Padre Lino faz questão de acrescentar que o surgimento desse movimento em Fortaleza não foi promovido pelo alto escalão da Igreja Católica, como os bispos, mas sim por um grupo de leigos em parceria com três sacerdotes, incluindo os irmãos Allegri (Lino e Ermano). A busca por uma organização mais horizontal é uma característica da atuação do religioso, cujo foco está centrado justamente nas populações mais vulneráveis. Um exemplo disso é o trabalho dele na criação e no desenvolvimento da Pastoral do Povo da Rua.
Sobre o PEPDDH
O Programa Estadual de Proteção aos Defensores e Defensoras de Direitos Humanos consiste no conjunto de medidas protetivas e atendimento jurídico e psicossocial a pessoas ou grupos que promovem, protegem e defendem os Direitos Humanos, e que estão em situação de risco ou que sofreram violação de direitos em razão de sua atuação. O programa integra o Sistema Estadual de Proteção a Pessoas.

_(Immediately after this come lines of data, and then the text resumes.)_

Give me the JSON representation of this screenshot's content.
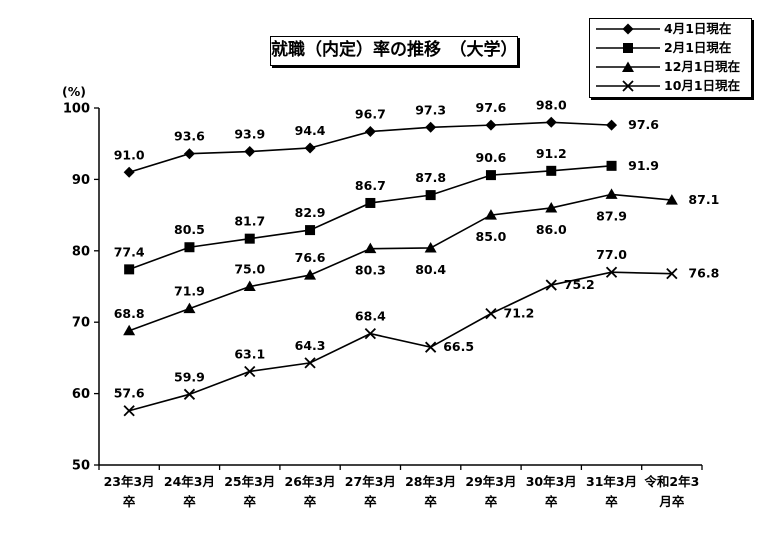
{
  "chart_data": {
    "type": "line",
    "title": "就職（内定）率の推移　（大学）",
    "ylabel": "(%)",
    "ylim": [
      50,
      100
    ],
    "yticks": [
      50,
      60,
      70,
      80,
      90,
      100
    ],
    "grid": false,
    "legend_position": "top-right",
    "categories": [
      [
        "23年3月",
        "卒"
      ],
      [
        "24年3月",
        "卒"
      ],
      [
        "25年3月",
        "卒"
      ],
      [
        "26年3月",
        "卒"
      ],
      [
        "27年3月",
        "卒"
      ],
      [
        "28年3月",
        "卒"
      ],
      [
        "29年3月",
        "卒"
      ],
      [
        "30年3月",
        "卒"
      ],
      [
        "31年3月",
        "卒"
      ],
      [
        "令和2年3",
        "月卒"
      ]
    ],
    "series": [
      {
        "name": "4月1日現在",
        "marker": "diamond",
        "values": [
          91.0,
          93.6,
          93.9,
          94.4,
          96.7,
          97.3,
          97.6,
          98.0,
          97.6,
          null
        ],
        "labels": [
          "91.0",
          "93.6",
          "93.9",
          "94.4",
          "96.7",
          "97.3",
          "97.6",
          "98.0",
          "97.6",
          null
        ]
      },
      {
        "name": "2月1日現在",
        "marker": "square",
        "values": [
          77.4,
          80.5,
          81.7,
          82.9,
          86.7,
          87.8,
          90.6,
          91.2,
          91.9,
          null
        ],
        "labels": [
          "77.4",
          "80.5",
          "81.7",
          "82.9",
          "86.7",
          "87.8",
          "90.6",
          "91.2",
          "91.9",
          null
        ]
      },
      {
        "name": "12月1日現在",
        "marker": "triangle",
        "values": [
          68.8,
          71.9,
          75.0,
          76.6,
          80.3,
          80.4,
          85.0,
          86.0,
          87.9,
          87.1
        ],
        "labels": [
          "68.8",
          "71.9",
          "75.0",
          "76.6",
          "80.3",
          "80.4",
          "85.0",
          "86.0",
          "87.9",
          "87.1"
        ]
      },
      {
        "name": "10月1日現在",
        "marker": "x",
        "values": [
          57.6,
          59.9,
          63.1,
          64.3,
          68.4,
          66.5,
          71.2,
          75.2,
          77.0,
          76.8
        ],
        "labels": [
          "57.6",
          "59.9",
          "63.1",
          "64.3",
          "68.4",
          "66.5",
          "71.2",
          "75.2",
          "77.0",
          "76.8"
        ]
      }
    ]
  }
}
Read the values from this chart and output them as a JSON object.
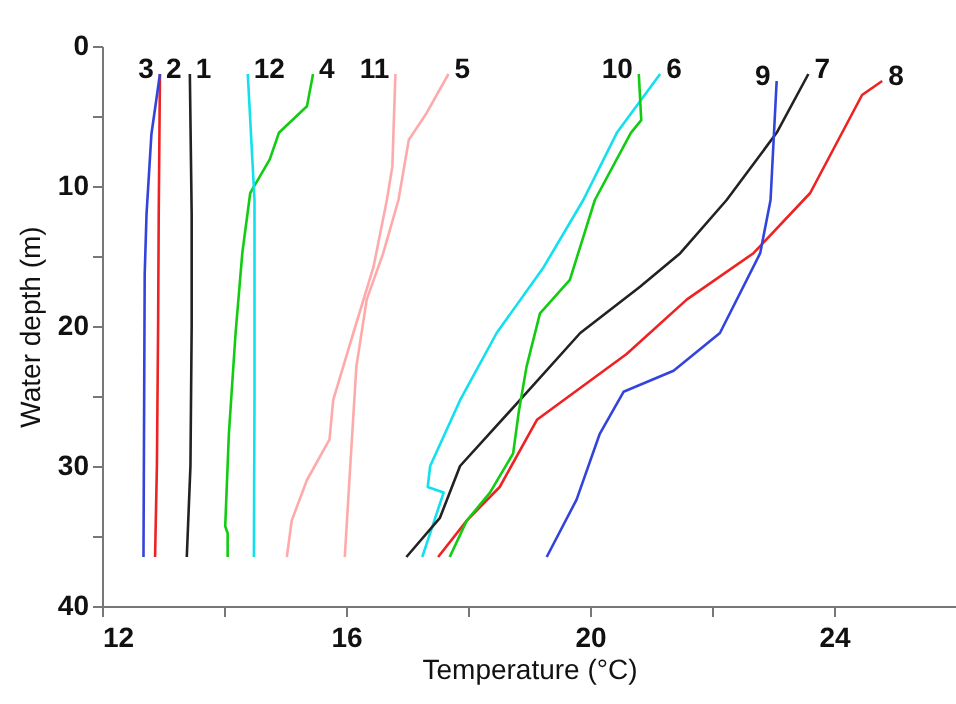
{
  "chart_data": {
    "type": "line",
    "xlabel": "Temperature (°C)",
    "ylabel": "Water depth (m)",
    "xlim": [
      12,
      26
    ],
    "xticks": [
      12,
      {
        "value": 14,
        "label": null
      },
      16,
      {
        "value": 18,
        "label": null
      },
      20,
      {
        "value": 22,
        "label": null
      },
      24
    ],
    "ylim": [
      40,
      0
    ],
    "yticks": [
      0,
      {
        "value": 5,
        "label": null
      },
      10,
      {
        "value": 15,
        "label": null
      },
      20,
      {
        "value": 25,
        "label": null
      },
      30,
      {
        "value": 35,
        "label": null
      },
      40
    ],
    "grid": false,
    "legend": false,
    "marker": "none",
    "line_style": "solid",
    "series": [
      {
        "name": "1",
        "color": "#222222",
        "x": [
          13.44,
          13.47,
          13.47,
          13.45,
          13.39
        ],
        "values": [
          2,
          12,
          20,
          30,
          36.5
        ]
      },
      {
        "name": "2",
        "color": "#ee2222",
        "x": [
          12.95,
          12.93,
          12.92,
          12.9,
          12.87
        ],
        "values": [
          2,
          12,
          20,
          30,
          36.5
        ]
      },
      {
        "name": "3",
        "color": "#3344dd",
        "x": [
          12.95,
          12.81,
          12.73,
          12.7,
          12.68
        ],
        "values": [
          2,
          6.3,
          12,
          16.3,
          36.5
        ]
      },
      {
        "name": "4",
        "color": "#11cc11",
        "x": [
          15.46,
          15.36,
          14.9,
          14.75,
          14.43,
          14.3,
          14.19,
          14.08,
          14.02,
          14.06,
          14.06
        ],
        "values": [
          2,
          4.3,
          6.2,
          8.1,
          10.5,
          14.8,
          20.5,
          27.7,
          34.3,
          34.8,
          36.5
        ]
      },
      {
        "name": "5",
        "color": "#ffaaaa",
        "x": [
          17.68,
          17.32,
          17.03,
          16.86,
          16.61,
          16.34,
          16.17,
          16.07,
          15.98
        ],
        "values": [
          2,
          4.8,
          6.7,
          11,
          14.8,
          18.1,
          22.9,
          30,
          36.5
        ]
      },
      {
        "name": "6",
        "color": "#11e0ee",
        "x": [
          21.15,
          20.44,
          19.89,
          19.24,
          18.47,
          17.87,
          17.38,
          17.34,
          17.6,
          17.25
        ],
        "values": [
          2,
          6.2,
          11,
          15.8,
          20.5,
          25.3,
          30,
          31.5,
          31.9,
          36.5
        ]
      },
      {
        "name": "7",
        "color": "#222222",
        "x": [
          23.58,
          23.06,
          22.24,
          21.48,
          20.82,
          19.84,
          18.85,
          17.87,
          17.54,
          16.99
        ],
        "values": [
          2,
          6.2,
          11,
          14.8,
          17.2,
          20.5,
          25.3,
          30,
          33.7,
          36.5
        ]
      },
      {
        "name": "8",
        "color": "#ee2222",
        "x": [
          24.79,
          24.46,
          23.61,
          22.68,
          21.59,
          20.6,
          19.13,
          18.52,
          17.98,
          17.51
        ],
        "values": [
          2.5,
          3.5,
          10.5,
          14.8,
          18.1,
          22,
          26.7,
          31.5,
          33.9,
          36.5
        ]
      },
      {
        "name": "9",
        "color": "#3344dd",
        "x": [
          23.06,
          22.96,
          22.79,
          22.13,
          21.37,
          20.55,
          20.16,
          19.78,
          19.29
        ],
        "values": [
          2.5,
          11,
          14.8,
          20.5,
          23.2,
          24.7,
          27.7,
          32.4,
          36.5
        ]
      },
      {
        "name": "10",
        "color": "#11cc11",
        "x": [
          20.8,
          20.84,
          20.67,
          20.08,
          19.67,
          19.18,
          18.96,
          18.83,
          18.74,
          18.36,
          17.98,
          17.7
        ],
        "values": [
          2,
          5.3,
          6.2,
          11,
          16.7,
          19.1,
          22.9,
          26.2,
          29.1,
          31.9,
          33.9,
          36.5
        ]
      },
      {
        "name": "11",
        "color": "#ffaaaa",
        "x": [
          16.81,
          16.76,
          16.67,
          16.45,
          16.12,
          15.79,
          15.73,
          15.36,
          15.11,
          15.03
        ],
        "values": [
          2,
          8.6,
          11,
          15.8,
          20.5,
          25.3,
          28.1,
          31,
          33.9,
          36.5
        ]
      },
      {
        "name": "12",
        "color": "#11e0ee",
        "x": [
          14.39,
          14.5,
          14.5,
          14.49
        ],
        "values": [
          2,
          11,
          25,
          36.5
        ]
      }
    ]
  }
}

As formas de proteção do PPDDH são: visitas no local de atuação do defensor, realização de audiências públicas de solução de conflitos e acompanhamento das investigações e denúncias. É preciso a comprovação de que o interessado atue ou tenha como finalidade a defesa dos direitos humanos e seja identificada a causalidade entre a violação ou ameaça e a atividade de defensor.
Entenda o caso
Lino Allegri é um padre missionário italiano com 56 anos de vida presbiteral. No Brasil desde a década de 1970, o religioso possui diversas contribuições para a ação pastoral e eclesial na Igreja. Atuou nas comunidades de base desde o interior da Bahia, esteve presente nas pastorais sociais, na coordenação do Centro de Defesa e Promoção Direitos Humanos da Arquidiocese de Fortaleza e na Agência de Notícias Esperança (Anote). Atualmente está engajado na Pastoral do Povo da Rua da Arquidiocese de Fortaleza.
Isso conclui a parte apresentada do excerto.